Un coup de théâtre survient en septembre 2015. Un rapport indépendant, mandaté par la Commission interaméricaine des droits de l’homme, met en doute les conclusions de l’enquête. D’après eux, la crémation aurait demandé soixante heures (et non quatorze comme le dit la version officielle), 30 tonnes de bois, 13 tonnes de pneu, 13 tonnes de diesel. Or il n’y a pas de trace d’un tel brasier sur le site présumé de la crémation. Le rapport pointe également l’absence de réaction des militaires de la caserne d’Iguala et se demande pourquoi le gouvernement mexicain n’a pas autorisé qu’ils soient interrogés. À l’heure où ces lignes sont écrites, on ne sait toujours pas de manière exacte pourquoi on a enlevé ces étudiants, s’ils sont morts ou vivants et qui est le commanditaire. Dans ce pays, pourtant accoutumé aux meurtres collectifs, aux tortures inhumaines et aux disparitions (22 000 personnes depuis 2006), le traumatisme est réel. Des manifestations secouent le pays depuis des mois. Le télégénique président Enrique Peña Neto, élu sur un programme de lutte contre les violences, est sévèrement affaibli. L’ensemble de la classe politique perd définitivement toute crédibilité. Depuis, le nombre « 43 », symbole d’indignation, orne les murs du pays tout entier. Pas une journée sans de nouvelles révélations sur les failles de l’enquête. Mais le gouvernement fait le dos rond et résiste aux scandales. Au fond, rien ne change. Pourquoi ? Qu’est-ce qui caractérise la réalité politique du Mexique ?


© Carlos Cazalis

Le retour de la « dictature invisible »

La réponse est complexe et douloureuse. Tout d’abord, les sentiments de la population vis-à-vis des victimes sont ambigus. Certes, tous les parents du pays se sont sentis concernés. Les victimes, cette fois, ne sont pas des migrants ni des petits soldats du trafic de drogue. Cependant, il y a quelque chose qui cloche : une partie de la société ne porte pas ces étudiants-là dans son cœur, car ce sont des révolutionnaires, des activistes radicaux qui gênent et irritent. Personne ne le dit en son nom propre, mais un grinçant « ils l’ont bien cherché » transparaît de-ci de-là.

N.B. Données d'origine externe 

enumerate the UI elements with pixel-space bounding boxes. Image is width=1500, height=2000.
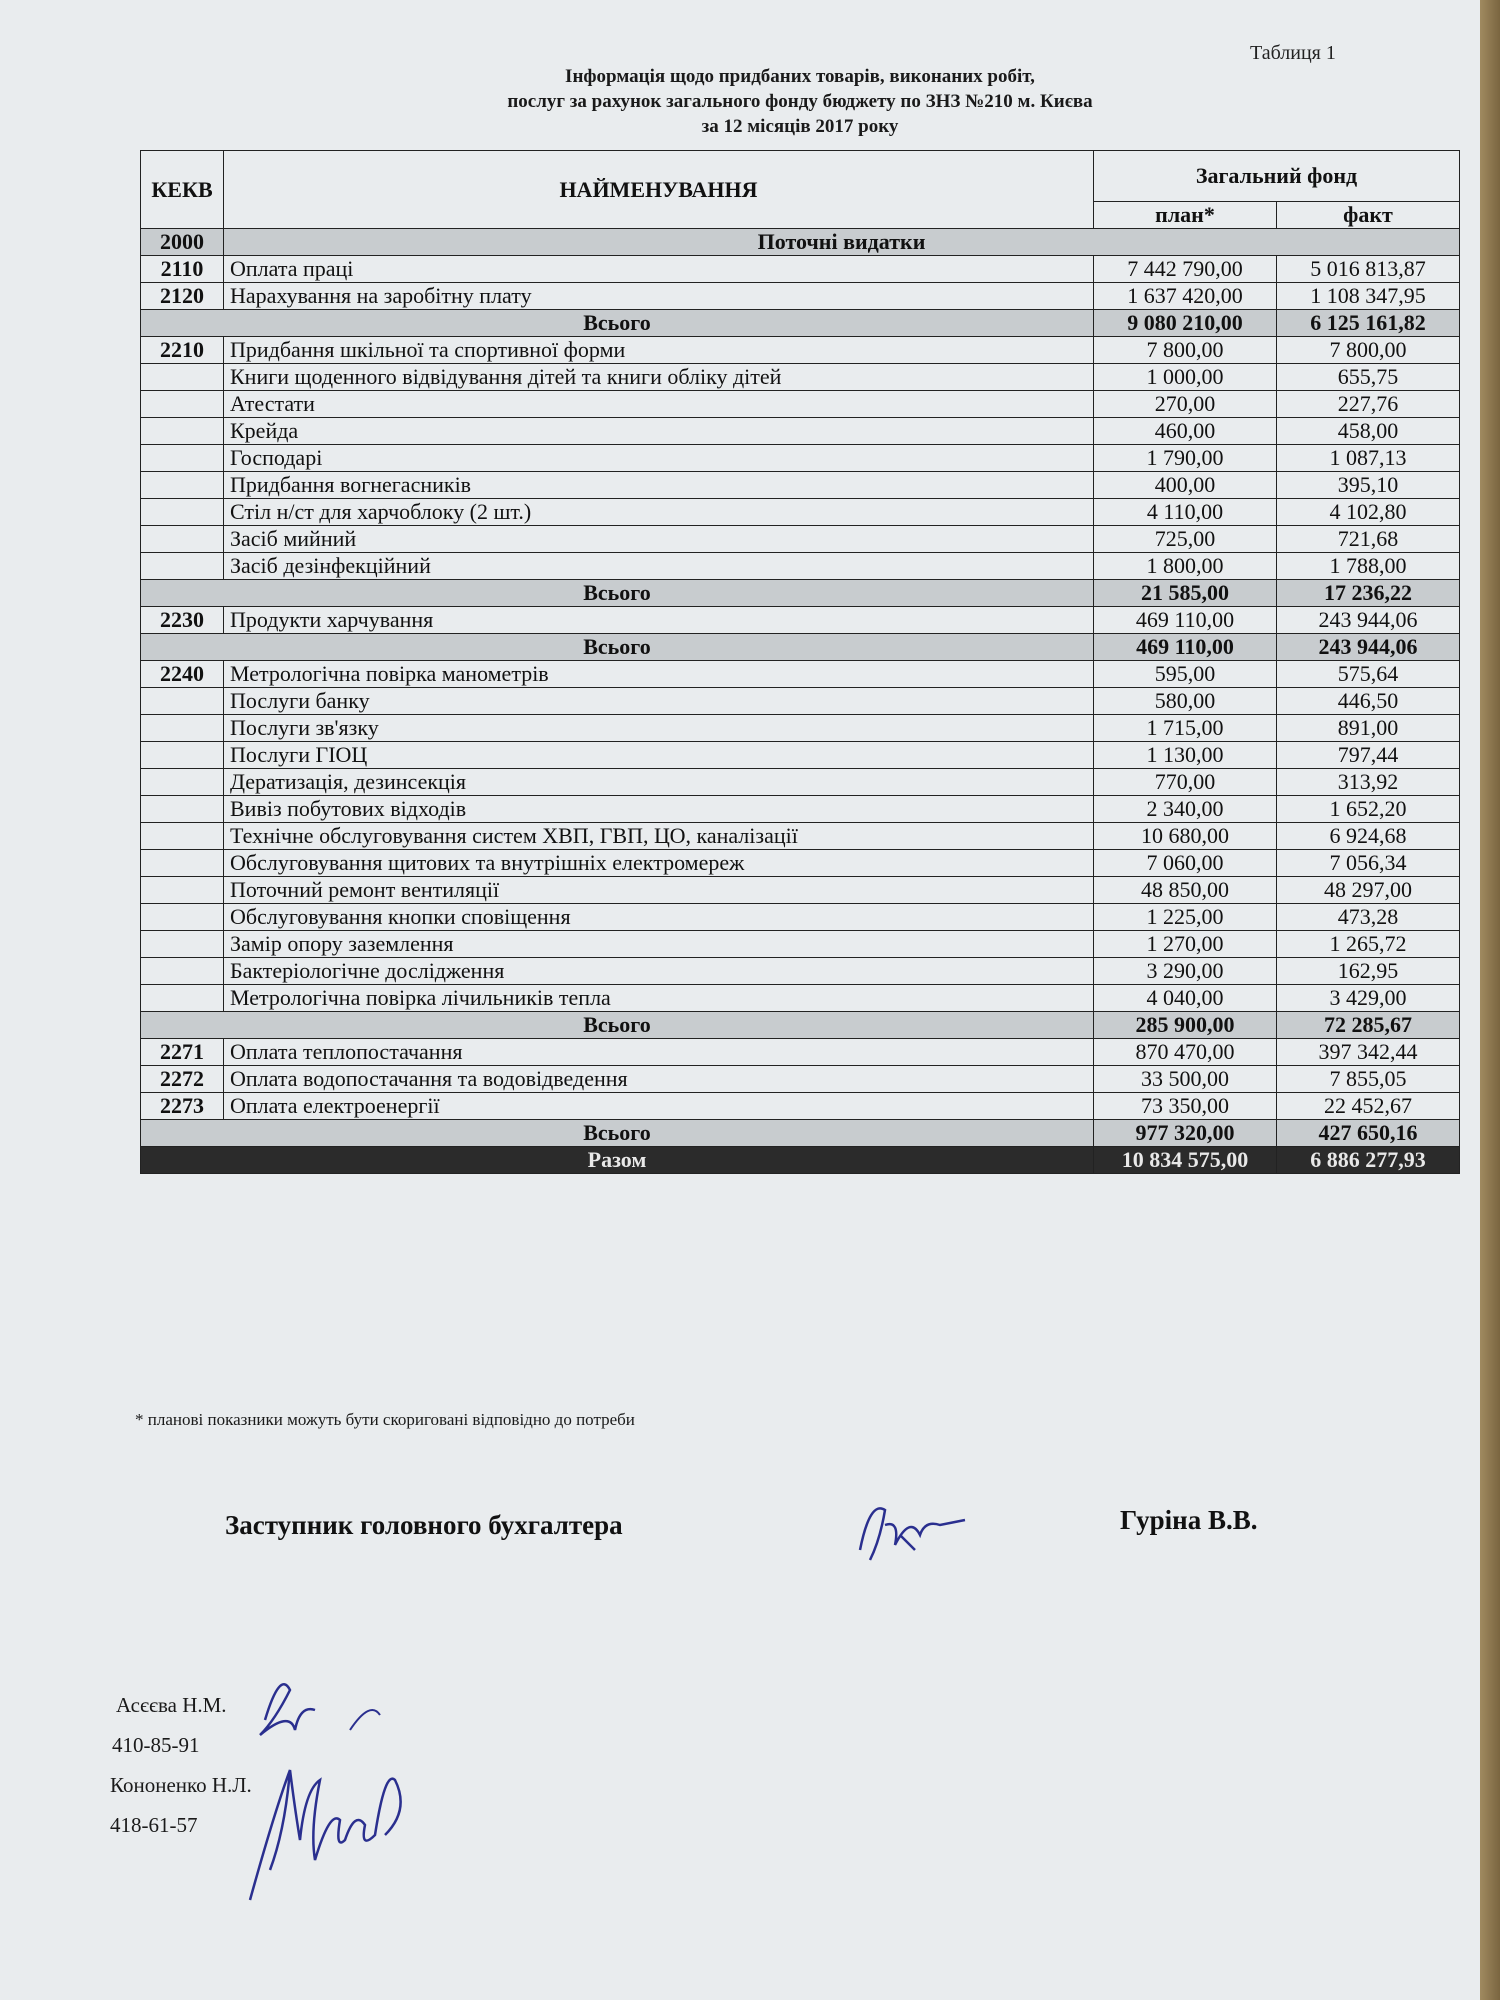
row-fact: 7 056,34	[1277, 850, 1460, 877]
row-fact: 655,75	[1277, 364, 1460, 391]
table-row	[141, 958, 1460, 985]
row-name: Метрологічна повірка манометрів	[224, 661, 1094, 688]
row-plan: 595,00	[1094, 661, 1277, 688]
row-name: Замір опору заземлення	[224, 931, 1094, 958]
table-row	[141, 877, 1460, 904]
row-code	[141, 904, 224, 931]
table-row	[141, 283, 1460, 310]
table-row	[141, 337, 1460, 364]
row-name: Книги щоденного відвідування дітей та книги обліку дітей	[224, 364, 1094, 391]
row-fact: 1 652,20	[1277, 796, 1460, 823]
table-row	[141, 823, 1460, 850]
row-fact: 1 788,00	[1277, 553, 1460, 580]
row-code	[141, 931, 224, 958]
row-plan: 770,00	[1094, 769, 1277, 796]
total-label: Всього	[141, 310, 1094, 337]
table-row	[141, 1066, 1460, 1093]
row-plan: 2 340,00	[1094, 796, 1277, 823]
total-fact: 243 944,06	[1277, 634, 1460, 661]
row-code	[141, 418, 224, 445]
table-row	[141, 391, 1460, 418]
row-name: Обслуговування кнопки сповіщення	[224, 904, 1094, 931]
row-code: 2273	[141, 1093, 224, 1120]
row-name: Метрологічна повірка лічильників тепла	[224, 985, 1094, 1012]
total-plan: 469 110,00	[1094, 634, 1277, 661]
grand-total-row	[141, 1147, 1460, 1174]
row-fact: 243 944,06	[1277, 607, 1460, 634]
row-code	[141, 823, 224, 850]
row-fact: 22 452,67	[1277, 1093, 1460, 1120]
row-code	[141, 445, 224, 472]
row-code	[141, 877, 224, 904]
row-plan: 270,00	[1094, 391, 1277, 418]
row-name: Придбання вогнегасників	[224, 472, 1094, 499]
header-fact: факт	[1277, 202, 1460, 229]
row-code	[141, 688, 224, 715]
row-fact: 5 016 813,87	[1277, 256, 1460, 283]
header-fund: Загальний фонд	[1094, 151, 1460, 202]
row-name: Атестати	[224, 391, 1094, 418]
section-row	[141, 229, 1460, 256]
row-code: 2120	[141, 283, 224, 310]
row-plan: 1 270,00	[1094, 931, 1277, 958]
table-label: Таблиця 1	[1250, 42, 1336, 64]
total-label: Всього	[141, 1012, 1094, 1039]
row-fact: 721,68	[1277, 526, 1460, 553]
total-plan: 21 585,00	[1094, 580, 1277, 607]
row-fact: 313,92	[1277, 769, 1460, 796]
row-name: Господарі	[224, 445, 1094, 472]
title-line-1: Інформація щодо придбаних товарів, виконаних робіт,	[565, 66, 1035, 87]
row-fact: 227,76	[1277, 391, 1460, 418]
row-fact: 1 108 347,95	[1277, 283, 1460, 310]
row-fact: 6 924,68	[1277, 823, 1460, 850]
contact-name: Кононенко Н.Л.	[110, 1773, 252, 1797]
row-plan: 7 060,00	[1094, 850, 1277, 877]
row-name: Оплата теплопостачання	[224, 1039, 1094, 1066]
row-plan: 3 290,00	[1094, 958, 1277, 985]
row-plan: 1 000,00	[1094, 364, 1277, 391]
row-fact: 891,00	[1277, 715, 1460, 742]
signature-chief-accountant	[840, 1490, 980, 1570]
row-code	[141, 796, 224, 823]
budget-table	[140, 150, 1460, 1174]
total-plan: 285 900,00	[1094, 1012, 1277, 1039]
contact-phone: 410-85-91	[112, 1733, 200, 1757]
header-name: НАЙМЕНУВАННЯ	[224, 151, 1094, 229]
table-row	[141, 607, 1460, 634]
total-fact: 17 236,22	[1277, 580, 1460, 607]
total-label: Всього	[141, 580, 1094, 607]
header-plan: план*	[1094, 202, 1277, 229]
row-code	[141, 715, 224, 742]
row-plan: 1 637 420,00	[1094, 283, 1277, 310]
row-plan: 4 110,00	[1094, 499, 1277, 526]
row-name: Оплата водопостачання та водовідведення	[224, 1066, 1094, 1093]
document-title	[150, 64, 1450, 139]
total-label: Всього	[141, 634, 1094, 661]
row-code	[141, 985, 224, 1012]
row-plan: 1 225,00	[1094, 904, 1277, 931]
table-row	[141, 1039, 1460, 1066]
row-fact: 7 855,05	[1277, 1066, 1460, 1093]
row-plan: 400,00	[1094, 472, 1277, 499]
table-row	[141, 526, 1460, 553]
row-fact: 458,00	[1277, 418, 1460, 445]
background-surface	[1480, 0, 1500, 2000]
row-name: Бактеріологічне дослідження	[224, 958, 1094, 985]
total-plan: 9 080 210,00	[1094, 310, 1277, 337]
table-row	[141, 472, 1460, 499]
signatory-name: Гуріна В.В.	[1120, 1505, 1258, 1535]
row-name: Поточний ремонт вентиляції	[224, 877, 1094, 904]
row-fact: 397 342,44	[1277, 1039, 1460, 1066]
table-row	[141, 445, 1460, 472]
table-row	[141, 661, 1460, 688]
row-name: Дератизація, дезинсекція	[224, 769, 1094, 796]
row-fact: 4 102,80	[1277, 499, 1460, 526]
row-fact: 1 087,13	[1277, 445, 1460, 472]
signatory-title: Заступник головного бухгалтера	[225, 1510, 623, 1540]
row-code: 2210	[141, 337, 224, 364]
row-code	[141, 391, 224, 418]
row-code	[141, 364, 224, 391]
table-row	[141, 688, 1460, 715]
row-fact: 3 429,00	[1277, 985, 1460, 1012]
row-code: 2271	[141, 1039, 224, 1066]
row-fact: 395,10	[1277, 472, 1460, 499]
row-fact: 162,95	[1277, 958, 1460, 985]
table-row	[141, 742, 1460, 769]
total-plan: 977 320,00	[1094, 1120, 1277, 1147]
row-name: Придбання шкільної та спортивної форми	[224, 337, 1094, 364]
row-name: Обслуговування щитових та внутрішніх електромереж	[224, 850, 1094, 877]
table-row	[141, 499, 1460, 526]
title-line-2: послуг за рахунок загального фонду бюджету по ЗНЗ №210 м. Києва	[507, 91, 1093, 112]
row-name: Засіб мийний	[224, 526, 1094, 553]
row-code: 2230	[141, 607, 224, 634]
subtotal-row	[141, 1120, 1460, 1147]
table-row	[141, 850, 1460, 877]
row-name: Оплата праці	[224, 256, 1094, 283]
row-fact: 473,28	[1277, 904, 1460, 931]
table-row	[141, 985, 1460, 1012]
table-row	[141, 553, 1460, 580]
row-fact: 797,44	[1277, 742, 1460, 769]
table-row	[141, 796, 1460, 823]
signature-contacts	[220, 1660, 440, 1920]
row-name: Засіб дезінфекційний	[224, 553, 1094, 580]
row-plan: 870 470,00	[1094, 1039, 1277, 1066]
row-plan: 1 130,00	[1094, 742, 1277, 769]
row-name: Послуги ГІОЦ	[224, 742, 1094, 769]
row-fact: 48 297,00	[1277, 877, 1460, 904]
section-name: Поточні видатки	[224, 229, 1460, 256]
row-code	[141, 499, 224, 526]
table-row	[141, 418, 1460, 445]
table-row	[141, 715, 1460, 742]
row-plan: 10 680,00	[1094, 823, 1277, 850]
row-code	[141, 958, 224, 985]
row-plan: 4 040,00	[1094, 985, 1277, 1012]
table-row	[141, 364, 1460, 391]
row-plan: 460,00	[1094, 418, 1277, 445]
row-plan: 73 350,00	[1094, 1093, 1277, 1120]
row-name: Послуги зв'язку	[224, 715, 1094, 742]
subtotal-row	[141, 634, 1460, 661]
total-label: Разом	[141, 1147, 1094, 1174]
total-fact: 427 650,16	[1277, 1120, 1460, 1147]
row-plan: 1 800,00	[1094, 553, 1277, 580]
title-line-3: за 12 місяців 2017 року	[701, 116, 899, 137]
row-plan: 725,00	[1094, 526, 1277, 553]
row-plan: 469 110,00	[1094, 607, 1277, 634]
row-fact: 7 800,00	[1277, 337, 1460, 364]
contact-phone: 418-61-57	[110, 1813, 198, 1837]
row-code	[141, 526, 224, 553]
row-code	[141, 742, 224, 769]
row-plan: 1 790,00	[1094, 445, 1277, 472]
row-code	[141, 553, 224, 580]
total-fact: 6 125 161,82	[1277, 310, 1460, 337]
row-code: 2272	[141, 1066, 224, 1093]
section-code: 2000	[141, 229, 224, 256]
contact-name: Асєєва Н.М.	[116, 1693, 227, 1717]
row-plan: 580,00	[1094, 688, 1277, 715]
row-name: Стіл н/ст для харчоблоку (2 шт.)	[224, 499, 1094, 526]
row-plan: 1 715,00	[1094, 715, 1277, 742]
row-code	[141, 472, 224, 499]
subtotal-row	[141, 1012, 1460, 1039]
row-name: Нарахування на заробітну плату	[224, 283, 1094, 310]
table-row	[141, 904, 1460, 931]
row-plan: 33 500,00	[1094, 1066, 1277, 1093]
row-code: 2110	[141, 256, 224, 283]
row-code	[141, 769, 224, 796]
total-fact: 6 886 277,93	[1277, 1147, 1460, 1174]
row-name: Продукти харчування	[224, 607, 1094, 634]
header-code: КЕКВ	[141, 151, 224, 229]
table-row	[141, 1093, 1460, 1120]
subtotal-row	[141, 310, 1460, 337]
table-row	[141, 769, 1460, 796]
row-name: Технічне обслуговування систем ХВП, ГВП, ЦО, каналізації	[224, 823, 1094, 850]
total-plan: 10 834 575,00	[1094, 1147, 1277, 1174]
row-fact: 446,50	[1277, 688, 1460, 715]
total-fact: 72 285,67	[1277, 1012, 1460, 1039]
row-fact: 575,64	[1277, 661, 1460, 688]
row-name: Вивіз побутових відходів	[224, 796, 1094, 823]
row-name: Послуги банку	[224, 688, 1094, 715]
row-plan: 48 850,00	[1094, 877, 1277, 904]
table-row	[141, 256, 1460, 283]
subtotal-row	[141, 580, 1460, 607]
row-code	[141, 850, 224, 877]
table-row	[141, 931, 1460, 958]
row-code: 2240	[141, 661, 224, 688]
row-plan: 7 800,00	[1094, 337, 1277, 364]
row-name: Крейда	[224, 418, 1094, 445]
row-plan: 7 442 790,00	[1094, 256, 1277, 283]
row-name: Оплата електроенергії	[224, 1093, 1094, 1120]
row-fact: 1 265,72	[1277, 931, 1460, 958]
footnote: * планові показники можуть бути скориговані відповідно до потреби	[135, 1410, 635, 1429]
total-label: Всього	[141, 1120, 1094, 1147]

Plus profondément, c’est la nature du régime politique mexicain qui est en cause. Le pays a connu sa révolution en 1911. Après une sanglante guerre civile entre religieux et athées, un modèle socialiste – puis de plus en plus libéral – s’est installé, donnant naissance à ce pléonasme vivant qu’est le « Parti révolutionnaire institutionnel » (PRI), qui a gouverné le pays jusqu’en 2000 et qui est de retour aux affaires depuis 2012. Distribuant les places, ce système a engendré ce que l’écrivain péruvien Mario Vargas Llosa a qualifié de « dictature parfaite, parce qu’invisible », quand bien même des mouvements de contestation et des périodes de fragilité et d’alternance ont pu voir le jour : les guérillas et les mouvements étudiants des années 1960, la « transition démocratique » des années 1980, le double sextennat du Parti d’action nationale (PAN, droite libérale) de 2000 à 2012. Second président issu du PAN, Felipe Calderón lance à partir de 2006 la guerre au narcotrafic. Désorganisant le système traditionnel des cartels, cette décision provoque une hausse spectaculaire de la violence entre gangs. Terrorisé, le peuple fait donc revenir le PRI au pouvoir en 2012. Mais la violence ne baisse guère, malgré l’arrestation, en janvier 2016, du baron de la drogue Joaquín Guzmán, dit « El Chapo », évadé de sa prison six mois plus tôt.